Satu lagi, Indonesia kehilangan tokoh hukum kawakan. Adalah Prof Jacob Elfinus Sahetapy (JES) yang merupakan Guru Besar Fakultas Hukum Universitas Airlangga (FH Unair) meninggal dunia dalam usia 89 tahun pada Selasa 21 September 2021 pagi. Kabar duka ini diumumkan langsung dari FH Unair melalui pesan infografis yang disertai foto sang mantan Dekan FH Unair periode 1979-1985 itu.

Mengutip Biografi Nasional Daerah Jawa Timur (hal.57-63), pria kelahiran Saparua, Maluku Tengah pada 6 Juni 1932 ini dikenal sebagai seorang ilmuwan, pendidik, pembaharu ilmu hukum dengan puluhan karyanya dalam bentuk buku, artikel majalah, makalah.

JE Sahetapy pernah menempuh pendidikan ke Fakultas Hukum di Surabaya. Fakultas Hukum ini mulanya cabang dari Fakultas Hukum Universitas Gadjah Mada (UGM). Kemudian berdiri sendiri sebagai FH Unair. Tahun 1959, setelah pendidikannya selesai, JE Sahetapy diangkat menjadi tenaga tetap FH Unair. Kemudian, ia mendapat kesempatan mengikuti Graduate School di Universitas Utah, Amerika Serikat dalam Ilmu Business Administration dan Industrial Relation tahun 1960-1962. Pendidikan S-2 Ilmu Hukum diraihnya di FH Unair.

Semasa hidup, JE Sahetapy selain mengajar di FH Unair juga mengajar di FH Universitas Jember, IKIP Surabaya, FH Universitas Udayana, Universitas Pattimura Ambon, Sekolah Supply ALRI hingga FH Universitas Diponegoro. Hingga akhirnya dia diangkat sebagai Guru Besar di FH Unair. Pada acara pengukuhannya, Sahetapy memberikan pidato orasi ilmiahnya berjudul “Pisau Kriminologi”. Dia sempat terjun ke politik dan menjadi anggota DPR RI periode 1999-2004 dari Fraksi PDI Perjuangan.

Mantan Ketua Komisi Hukum Nasional (2000-2014) ini dikenal tokoh hukum yang sangat kritis bila melihat bobroknya praktik penegakan hukum di Tanah Air dalam pemerintahan siapapun. Dikutip dari artikel Hukumonline berjudul “Hukum yang Bernurani di Mata Sahetapy” yang merupakan artikel resensi buku biografinya (Juni 2007), Mohamad Sobari menyebut Sahetapy sebagai orang “yang lurus dan idealis hidupnya”. (Baca Juga: Hukum yang Bernurani di Mata Sahetapy)

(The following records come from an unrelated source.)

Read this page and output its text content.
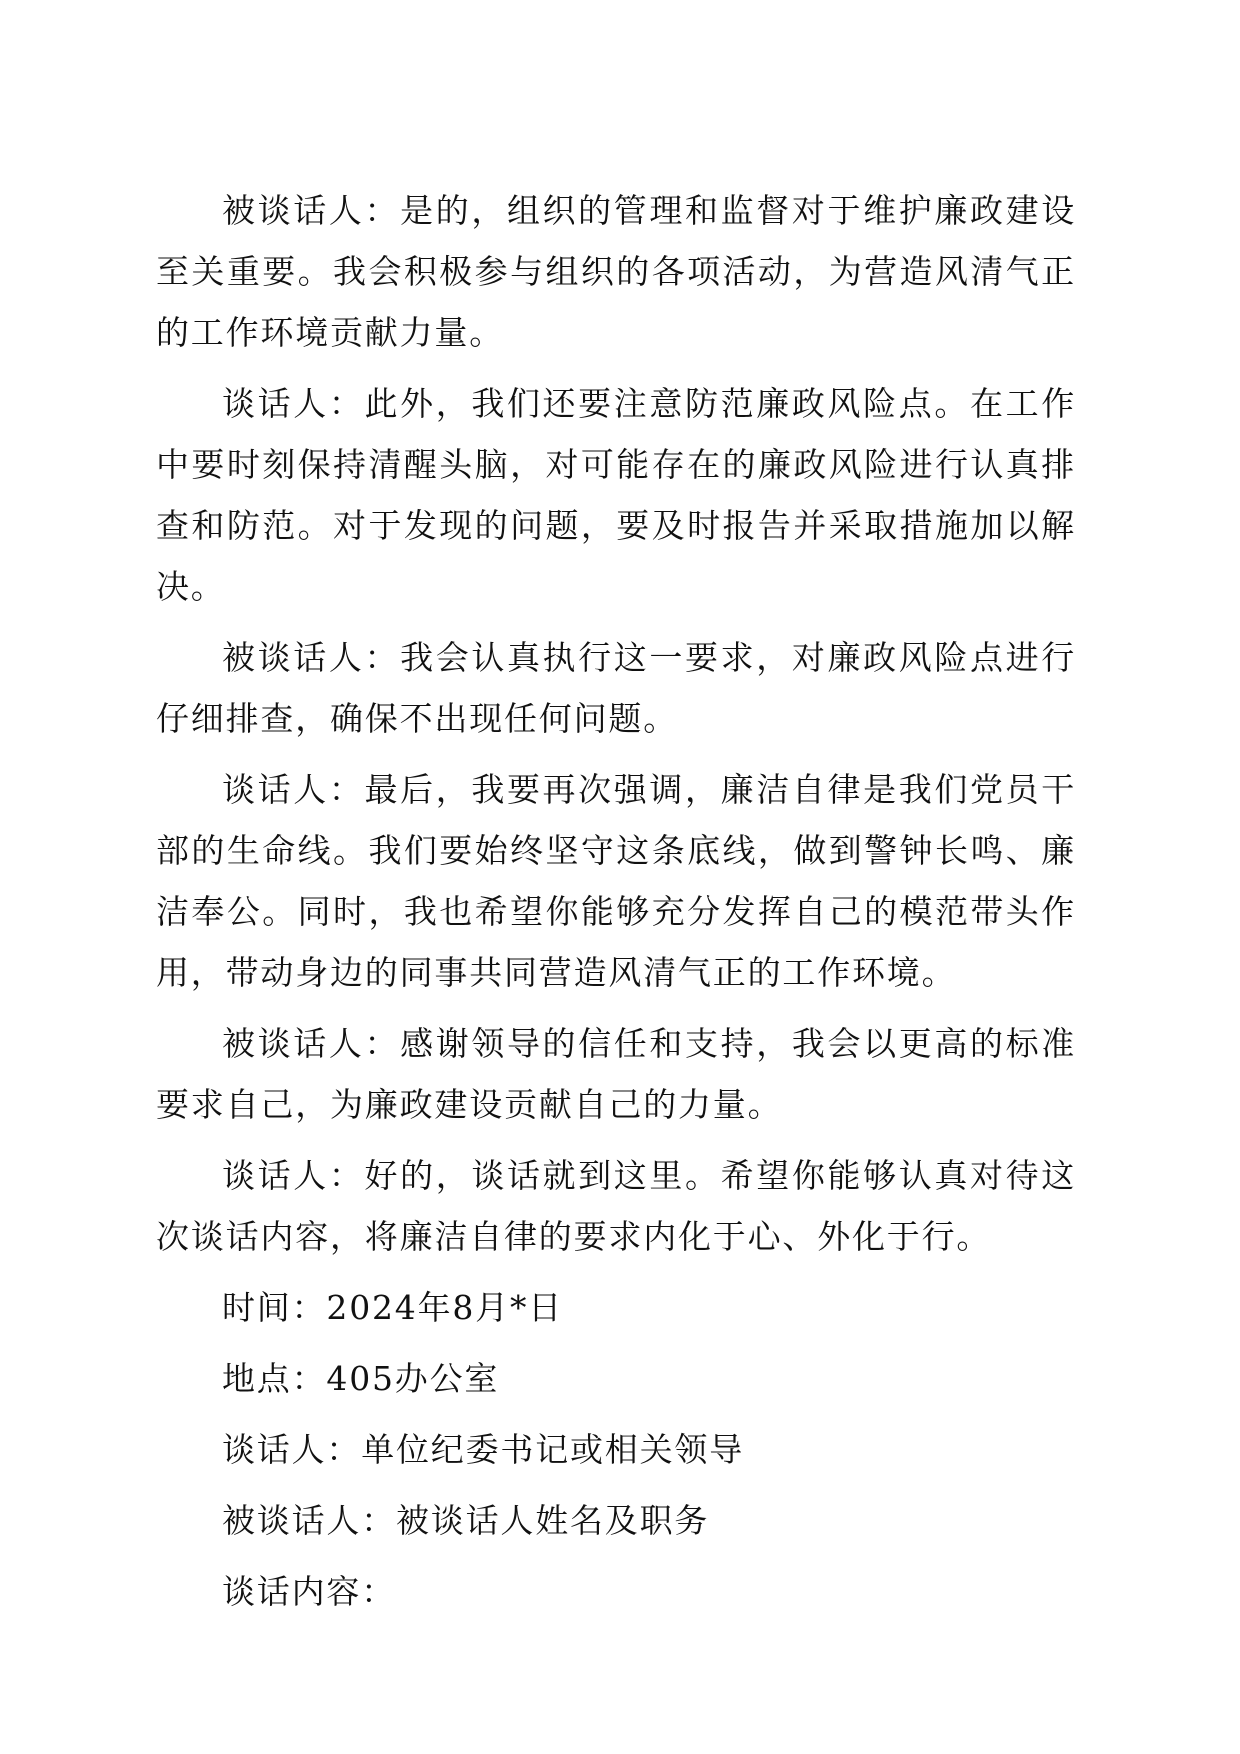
被谈话人：是的，组织的管理和监督对于维护廉政建设至关重要。我会积极参与组织的各项活动，为营造风清气正的工作环境贡献力量。

谈话人：此外，我们还要注意防范廉政风险点。在工作中要时刻保持清醒头脑，对可能存在的廉政风险进行认真排查和防范。对于发现的问题，要及时报告并采取措施加以解决。

被谈话人：我会认真执行这一要求，对廉政风险点进行仔细排查，确保不出现任何问题。

谈话人：最后，我要再次强调，廉洁自律是我们党员干部的生命线。我们要始终坚守这条底线，做到警钟长鸣、廉洁奉公。同时，我也希望你能够充分发挥自己的模范带头作用，带动身边的同事共同营造风清气正的工作环境。

被谈话人：感谢领导的信任和支持，我会以更高的标准要求自己，为廉政建设贡献自己的力量。

谈话人：好的，谈话就到这里。希望你能够认真对待这次谈话内容，将廉洁自律的要求内化于心、外化于行。

时间：2024年8月*日

地点：405办公室

谈话人：单位纪委书记或相关领导

被谈话人：被谈话人姓名及职务

谈话内容：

Cukup banyak guru besar ilmu hukum di Indonesia. Tetapi jarang guru besar yang mau turun mendengarkan kaum muda berdiskusi masalah hukum, seperti JE Sahetapy yang gaya bicaranya tedeng aling-aling, blak-blakan. Ia kerap hadir sebagai peserta di seminar atau diskusi publik di layar kaca, meskipun pembicaranya adalah murid-muridnya.

JE Sahetapy bersedia turun gunung untuk mengamalkan segenap idealisme dan pengetahuannya dalam melihat potret penegakan hukum yang riil. Bahkan, dalam penuturan dan penyampaian pikirannya banyak orang tersinggung. Bahkan, Guru Besar Hukum Tata Negara FH UI Yusril Ihza Mahendra dan Guru Besar Ilmu Hukum Universitas Diponegoro Prof Satjipto Rahardjo pernah menjadi sasaran kritik JE Sahetapy.